I’m letting go
Of the life I planned for me
And my dreams
Losing control
Of my destiny
Feels like I’m falling and that’s what it’s like to believe
So I’m letting go
This is a giant leap of faith
Trusting and trying to embrace
The fear of the unknown
Beyond my comfort zone
Been doin some more thinking lately. In 18 days I turn 22. OLD! WOW! Never thought I'd actually make it this far. Looking back I had many plans for my life that I was convinced would come true at the age of 22. You can ask all my friends I grew up with. I was convinced I'd be married at 22 because my mom and dad were, so of course I wanted to be. I thought I would be done with school... i still have about a year and a half left. There are many more, but those were the main one. This song above really describes where I am right now. Letting of the life Ive planned for me and my dreams. I have to give them up to God, knowing that His plan for me is so much better than my plan.
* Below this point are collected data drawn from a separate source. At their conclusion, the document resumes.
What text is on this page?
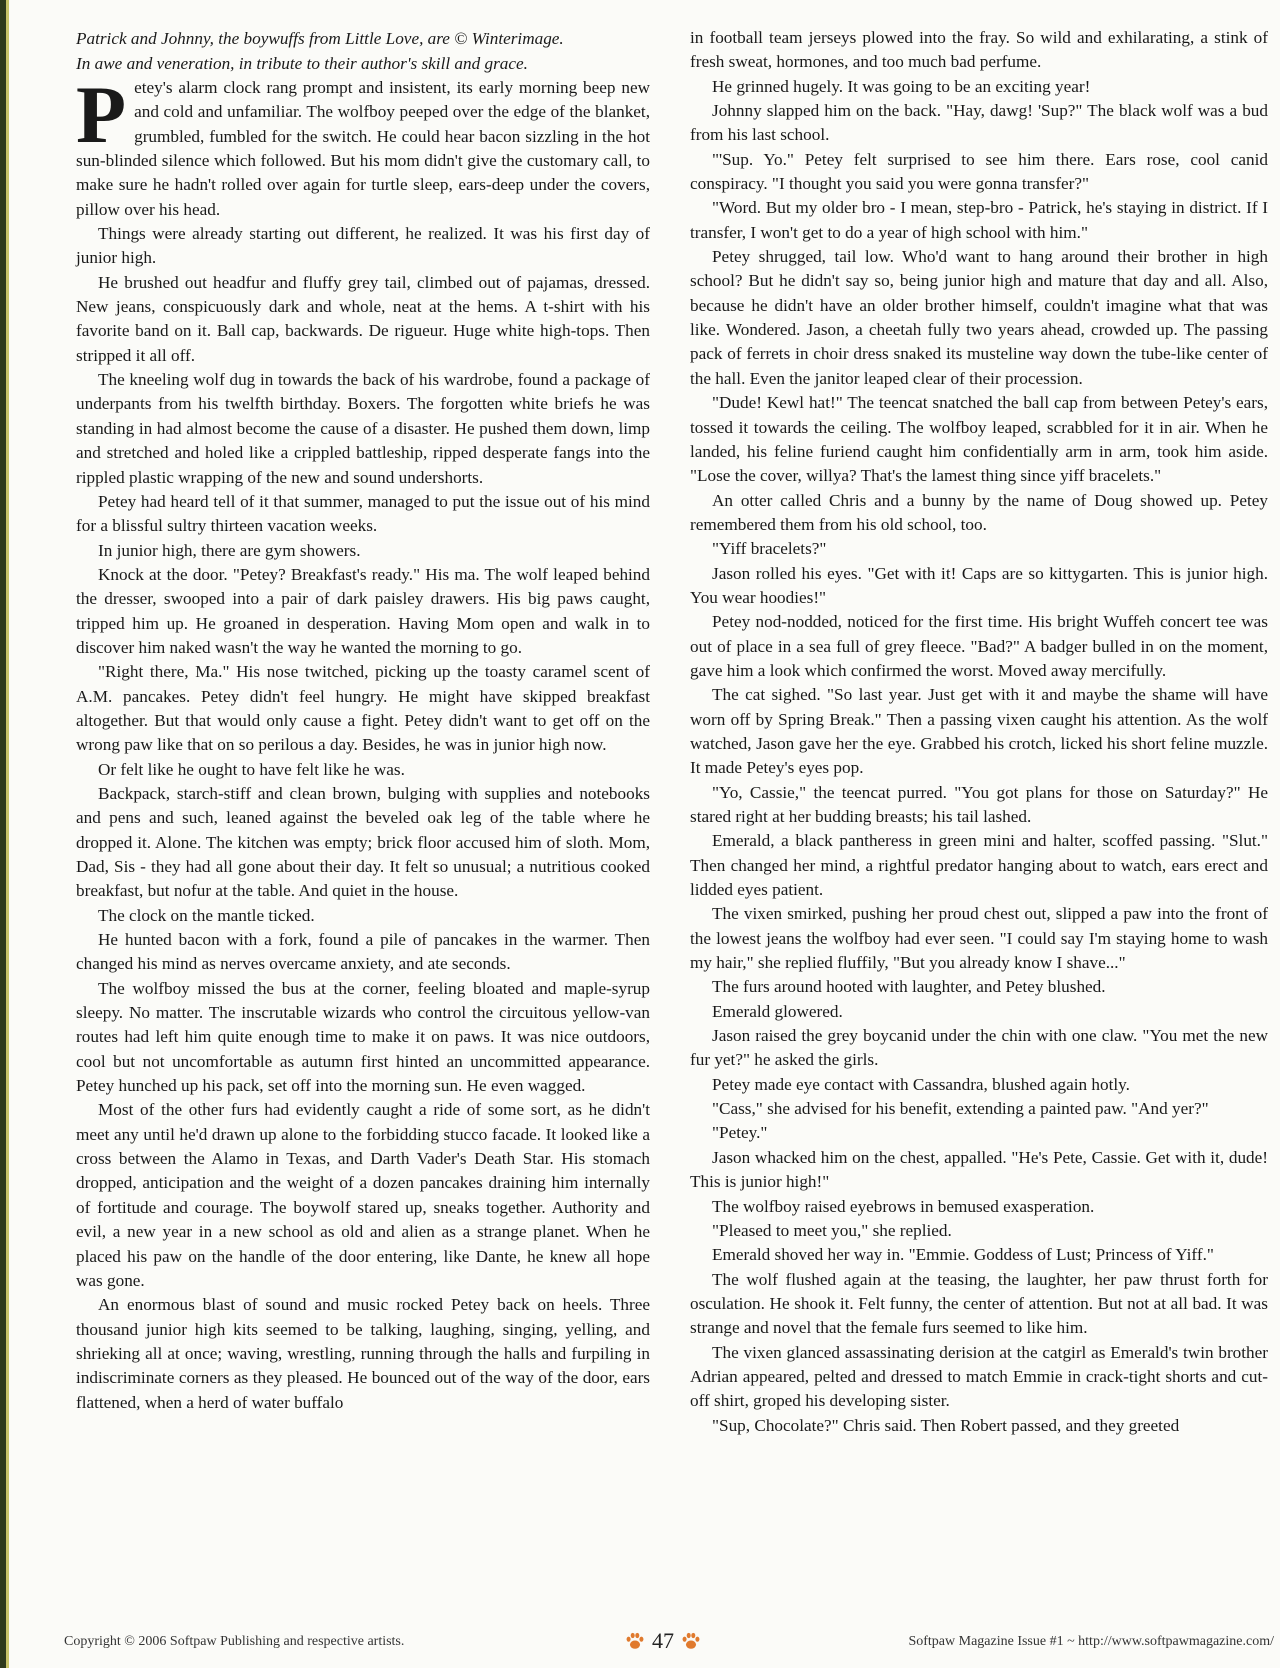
Patrick and Johnny, the boywuffs from Little Love, are © Winterimage.
In awe and veneration, in tribute to their author's skill and grace.

Petey's alarm clock rang prompt and insistent, its early morning beep new and cold and unfamiliar. The wolfboy peeped over the edge of the blanket, grumbled, fumbled for the switch. He could hear bacon sizzling in the hot sun-blinded silence which followed. But his mom didn't give the customary call, to make sure he hadn't rolled over again for turtle sleep, ears-deep under the covers, pillow over his head.

Things were already starting out different, he realized. It was his first day of junior high.

He brushed out headfur and fluffy grey tail, climbed out of pajamas, dressed. New jeans, conspicuously dark and whole, neat at the hems. A t-shirt with his favorite band on it. Ball cap, backwards. De rigueur. Huge white high-tops. Then stripped it all off.

The kneeling wolf dug in towards the back of his wardrobe, found a package of underpants from his twelfth birthday. Boxers. The forgotten white briefs he was standing in had almost become the cause of a disaster. He pushed them down, limp and stretched and holed like a crippled battleship, ripped desperate fangs into the rippled plastic wrapping of the new and sound undershorts.

Petey had heard tell of it that summer, managed to put the issue out of his mind for a blissful sultry thirteen vacation weeks.

In junior high, there are gym showers.

Knock at the door. "Petey? Breakfast's ready." His ma. The wolf leaped behind the dresser, swooped into a pair of dark paisley drawers. His big paws caught, tripped him up. He groaned in desperation. Having Mom open and walk in to discover him naked wasn't the way he wanted the morning to go.

"Right there, Ma." His nose twitched, picking up the toasty caramel scent of A.M. pancakes. Petey didn't feel hungry. He might have skipped breakfast altogether. But that would only cause a fight. Petey didn't want to get off on the wrong paw like that on so perilous a day. Besides, he was in junior high now.

Or felt like he ought to have felt like he was.

Backpack, starch-stiff and clean brown, bulging with supplies and notebooks and pens and such, leaned against the beveled oak leg of the table where he dropped it. Alone. The kitchen was empty; brick floor accused him of sloth. Mom, Dad, Sis - they had all gone about their day. It felt so unusual; a nutritious cooked breakfast, but nofur at the table. And quiet in the house.

The clock on the mantle ticked.

He hunted bacon with a fork, found a pile of pancakes in the warmer. Then changed his mind as nerves overcame anxiety, and ate seconds.

The wolfboy missed the bus at the corner, feeling bloated and maple-syrup sleepy. No matter. The inscrutable wizards who control the circuitous yellow-van routes had left him quite enough time to make it on paws. It was nice outdoors, cool but not uncomfortable as autumn first hinted an uncommitted appearance. Petey hunched up his pack, set off into the morning sun. He even wagged.

Most of the other furs had evidently caught a ride of some sort, as he didn't meet any until he'd drawn up alone to the forbidding stucco facade. It looked like a cross between the Alamo in Texas, and Darth Vader's Death Star. His stomach dropped, anticipation and the weight of a dozen pancakes draining him internally of fortitude and courage. The boywolf stared up, sneaks together. Authority and evil, a new year in a new school as old and alien as a strange planet. When he placed his paw on the handle of the door entering, like Dante, he knew all hope was gone.

An enormous blast of sound and music rocked Petey back on heels. Three thousand junior high kits seemed to be talking, laughing, singing, yelling, and shrieking all at once; waving, wrestling, running through the halls and furpiling in indiscriminate corners as they pleased. He bounced out of the way of the door, ears flattened, when a herd of water buffalo

in football team jerseys plowed into the fray. So wild and exhilarating, a stink of fresh sweat, hormones, and too much bad perfume.

He grinned hugely. It was going to be an exciting year!

Johnny slapped him on the back. "Hay, dawg! 'Sup?" The black wolf was a bud from his last school.

"'Sup. Yo." Petey felt surprised to see him there. Ears rose, cool canid conspiracy. "I thought you said you were gonna transfer?"

"Word. But my older bro - I mean, step-bro - Patrick, he's staying in district. If I transfer, I won't get to do a year of high school with him."

Petey shrugged, tail low. Who'd want to hang around their brother in high school? But he didn't say so, being junior high and mature that day and all. Also, because he didn't have an older brother himself, couldn't imagine what that was like. Wondered. Jason, a cheetah fully two years ahead, crowded up. The passing pack of ferrets in choir dress snaked its musteline way down the tube-like center of the hall. Even the janitor leaped clear of their procession.

"Dude! Kewl hat!" The teencat snatched the ball cap from between Petey's ears, tossed it towards the ceiling. The wolfboy leaped, scrabbled for it in air. When he landed, his feline furiend caught him confidentially arm in arm, took him aside. "Lose the cover, willya? That's the lamest thing since yiff bracelets."

An otter called Chris and a bunny by the name of Doug showed up. Petey remembered them from his old school, too.

"Yiff bracelets?"

Jason rolled his eyes. "Get with it! Caps are so kittygarten. This is junior high. You wear hoodies!"

Petey nod-nodded, noticed for the first time. His bright Wuffeh concert tee was out of place in a sea full of grey fleece. "Bad?" A badger bulled in on the moment, gave him a look which confirmed the worst. Moved away mercifully.

The cat sighed. "So last year. Just get with it and maybe the shame will have worn off by Spring Break." Then a passing vixen caught his attention. As the wolf watched, Jason gave her the eye. Grabbed his crotch, licked his short feline muzzle. It made Petey's eyes pop.

"Yo, Cassie," the teencat purred. "You got plans for those on Saturday?" He stared right at her budding breasts; his tail lashed.

Emerald, a black pantheress in green mini and halter, scoffed passing. "Slut." Then changed her mind, a rightful predator hanging about to watch, ears erect and lidded eyes patient.

The vixen smirked, pushing her proud chest out, slipped a paw into the front of the lowest jeans the wolfboy had ever seen. "I could say I'm staying home to wash my hair," she replied fluffily, "But you already know I shave..."

The furs around hooted with laughter, and Petey blushed.

Emerald glowered.

Jason raised the grey boycanid under the chin with one claw. "You met the new fur yet?" he asked the girls.

Petey made eye contact with Cassandra, blushed again hotly.

"Cass," she advised for his benefit, extending a painted paw. "And yer?"

"Petey."

Jason whacked him on the chest, appalled. "He's Pete, Cassie. Get with it, dude! This is junior high!"

The wolfboy raised eyebrows in bemused exasperation.

"Pleased to meet you," she replied.

Emerald shoved her way in. "Emmie. Goddess of Lust; Princess of Yiff."

The wolf flushed again at the teasing, the laughter, her paw thrust forth for osculation. He shook it. Felt funny, the center of attention. But not at all bad. It was strange and novel that the female furs seemed to like him.

The vixen glanced assassinating derision at the catgirl as Emerald's twin brother Adrian appeared, pelted and dressed to match Emmie in crack-tight shorts and cut-off shirt, groped his developing sister.

"Sup, Chocolate?" Chris said. Then Robert passed, and they greeted

Copyright © 2006 Softpaw Publishing and respective artists.	47	Softpaw Magazine Issue #1 ~ http://www.softpawmagazine.com/
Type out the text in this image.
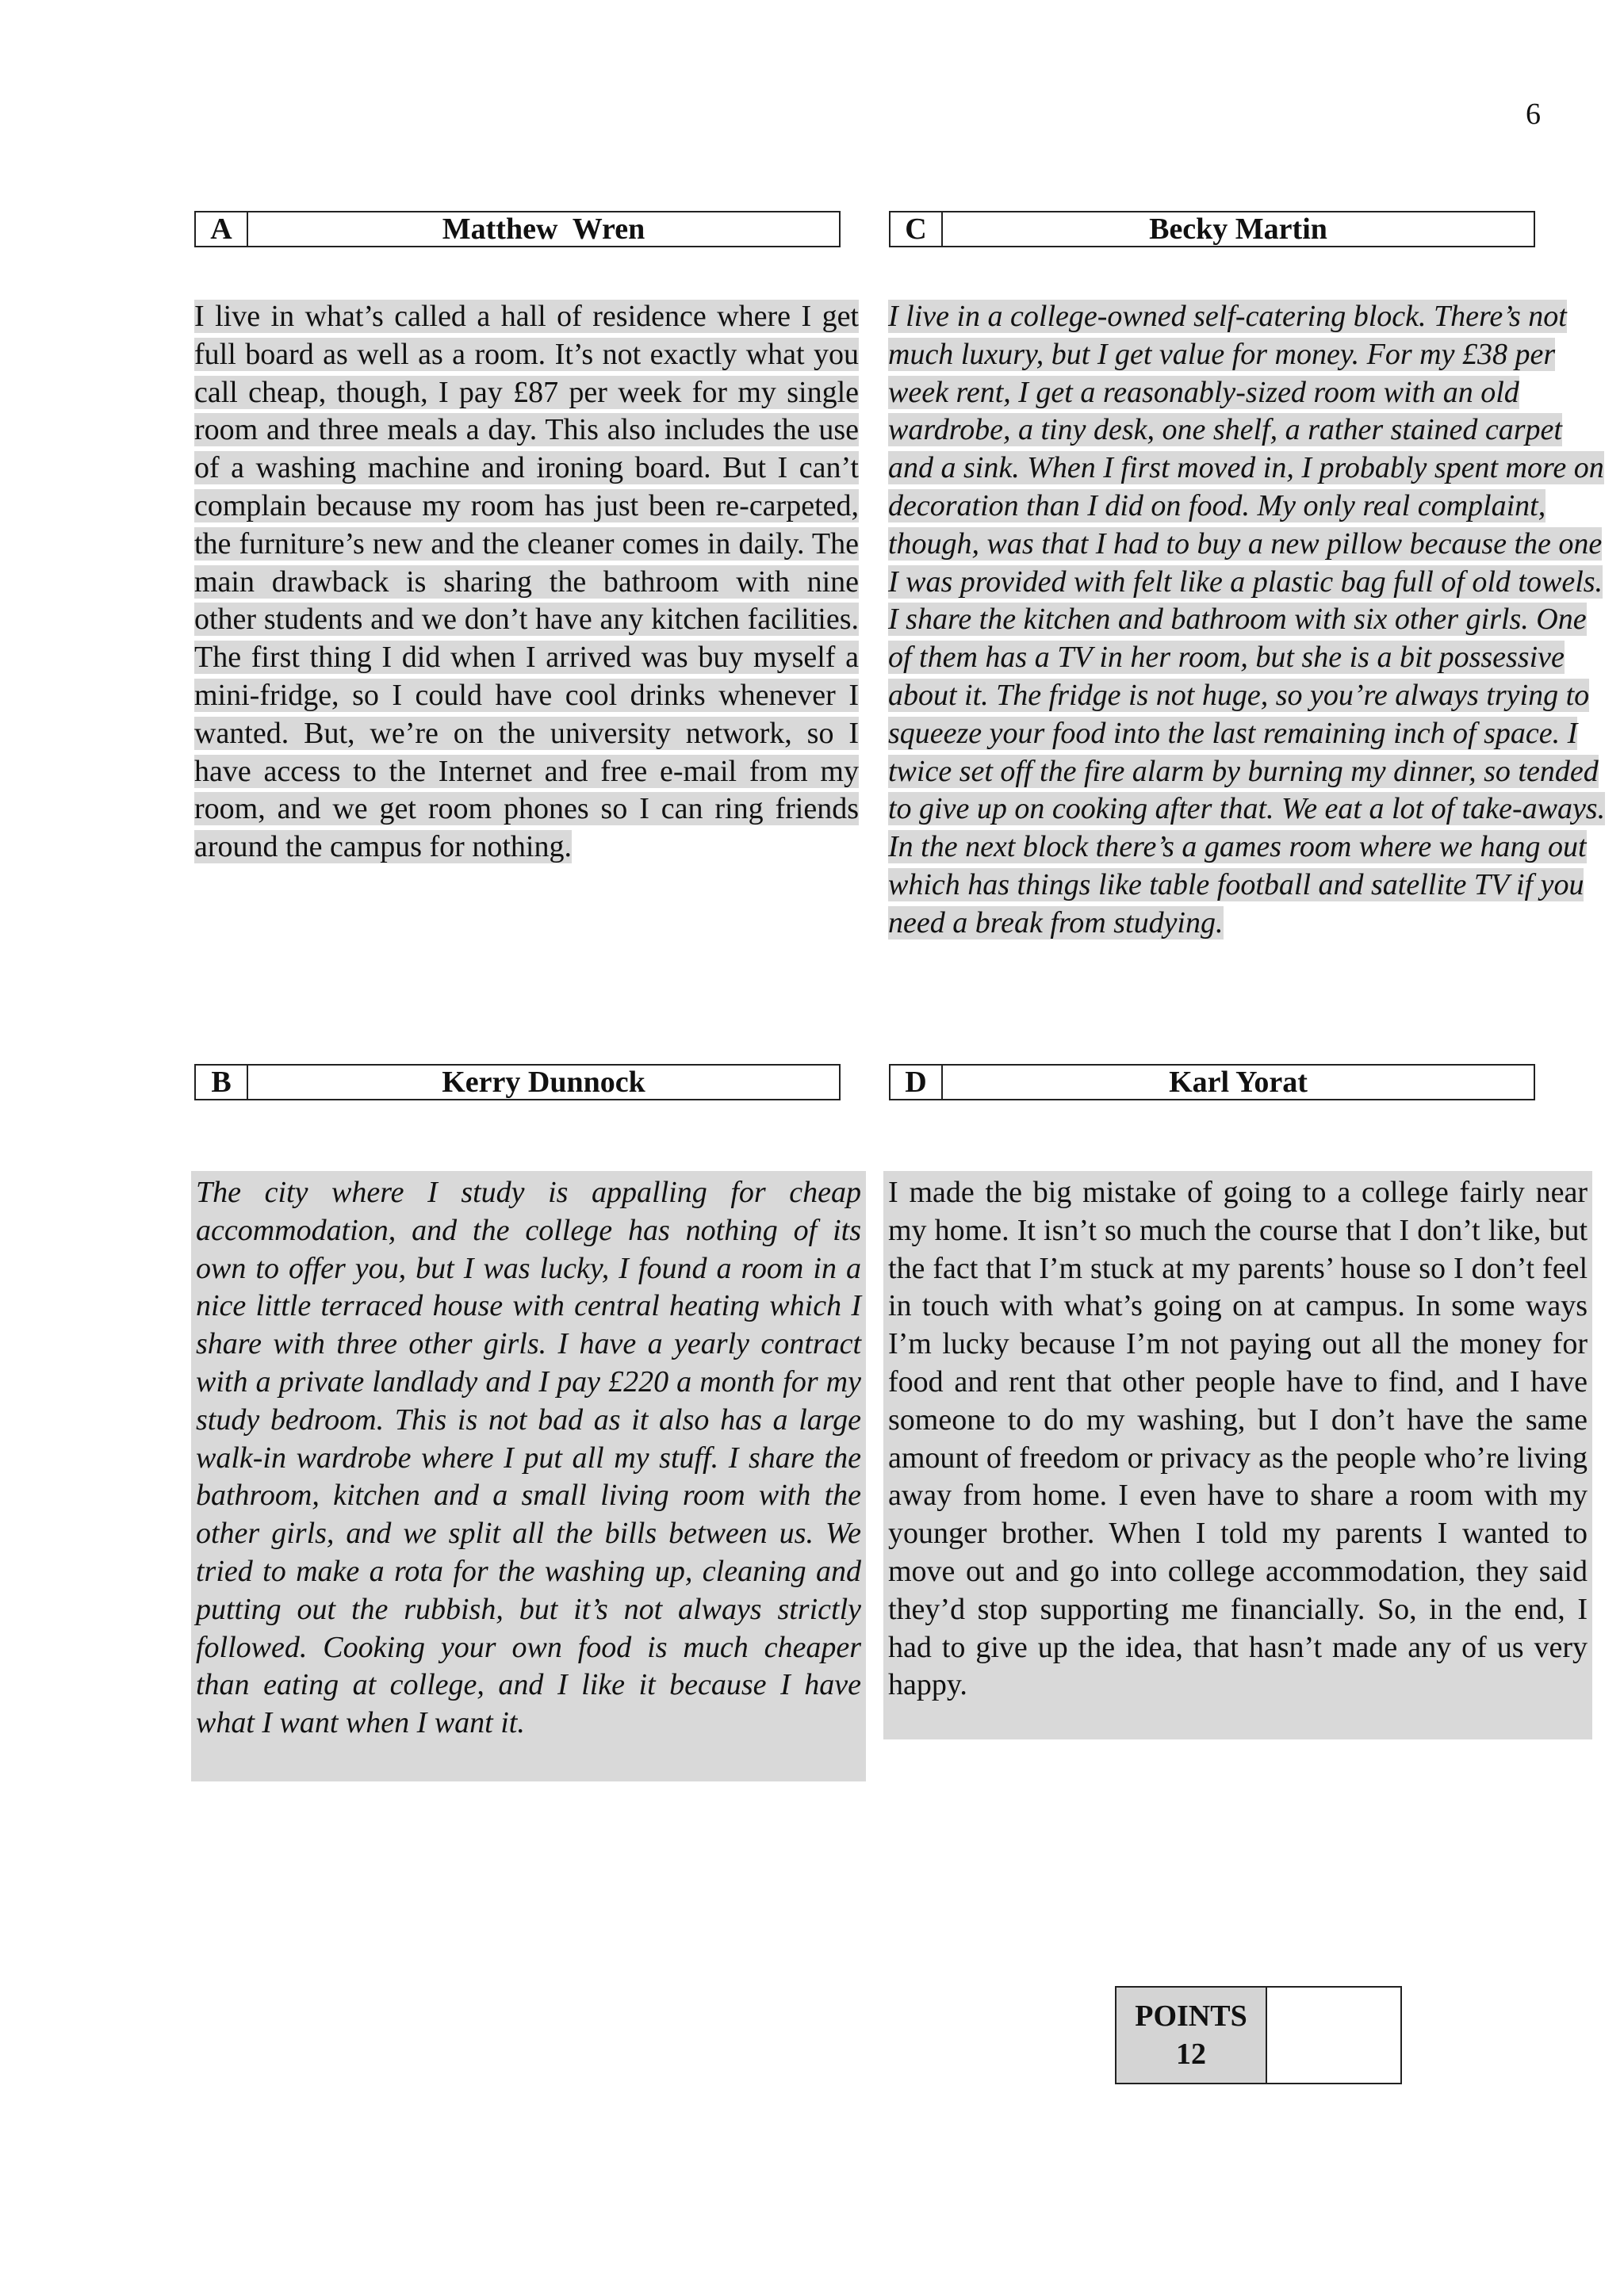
6
A	Matthew  Wren
I live in what’s called a hall of residence where I get full board as well as a room. It’s not exactly what you call cheap, though, I pay £87 per week for my single room and three meals a day. This also includes the use of a washing machine and ironing board. But I can’t complain because my room has just been re-carpeted, the furniture’s new and the cleaner comes in daily. The main drawback is sharing the bathroom with nine other students and we don’t have any kitchen facilities. The first thing I did when I arrived was buy myself a mini-fridge, so I could have cool drinks whenever I wanted. But, we’re on the university network, so I have access to the Internet and free e-mail from my room, and we get room phones so I can ring friends around the campus for nothing.
C	Becky Martin
I live in a college-owned self-catering block. There’s not much luxury, but I get value for money. For my £38 per week rent, I get a reasonably-sized room with an old wardrobe, a tiny desk, one shelf, a rather stained carpet and a sink. When I first moved in, I probably spent more on decoration than I did on food. My only real complaint, though, was that I had to buy a new pillow because the one I was provided with felt like a plastic bag full of old towels. I share the kitchen and bathroom with six other girls. One of them has a TV in her room, but she is a bit possessive about it. The fridge is not huge, so you’re always trying to squeeze your food into the last remaining inch of space. I twice set off the fire alarm by burning my dinner, so tended to give up on cooking after that. We eat a lot of take-aways. In the next block there’s a games room where we hang out which has things like table football and satellite TV if you need a break from studying.
B	Kerry Dunnock
The city where I study is appalling for cheap accommodation, and the college has nothing of its own to offer you, but I was lucky, I found a room in a nice little terraced house with central heating which I share with three other girls. I have a yearly contract with a private landlady and I pay £220 a month for my study bedroom. This is not bad as it also has a large walk-in wardrobe where I put all my stuff. I share the bathroom, kitchen and a small living room with the other girls, and we split all the bills between us. We tried to make a rota for the washing up, cleaning and putting out the rubbish, but it’s not always strictly followed. Cooking your own food is much cheaper than eating at college, and I like it because I have what I want when I want it.
D	Karl Yorat
I made the big mistake of going to a college fairly near my home. It isn’t so much the course that I don’t like, but the fact that I’m stuck at my parents’ house so I don’t feel in touch with what’s going on at campus. In some ways I’m lucky because I’m not paying out all the money for food and rent that other people have to find, and I have someone to do my washing, but I don’t have the same amount of freedom or privacy as the people who’re living away from home. I even have to share a room with my younger brother. When I told my parents I wanted to move out and go into college accommodation, they said they’d stop supporting me financially. So, in the end, I had to give up the idea, that hasn’t made any of us very happy.
POINTS
12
If I had my own way, I would not be at Fort Lewis, I would not be in school, and I would be married. But God wanted it another way. I am at Fort lewis, where I have met some of the most amazing people and have grow more in my walk than ever. I am still in school, which means I have my eligibility to play lacrosse, on a team that needs me. And I am not married, which means that He is still out there, but that I get to become more of my own person...which is an exciting thought.
NOt a long post...just some things that have been on my mind.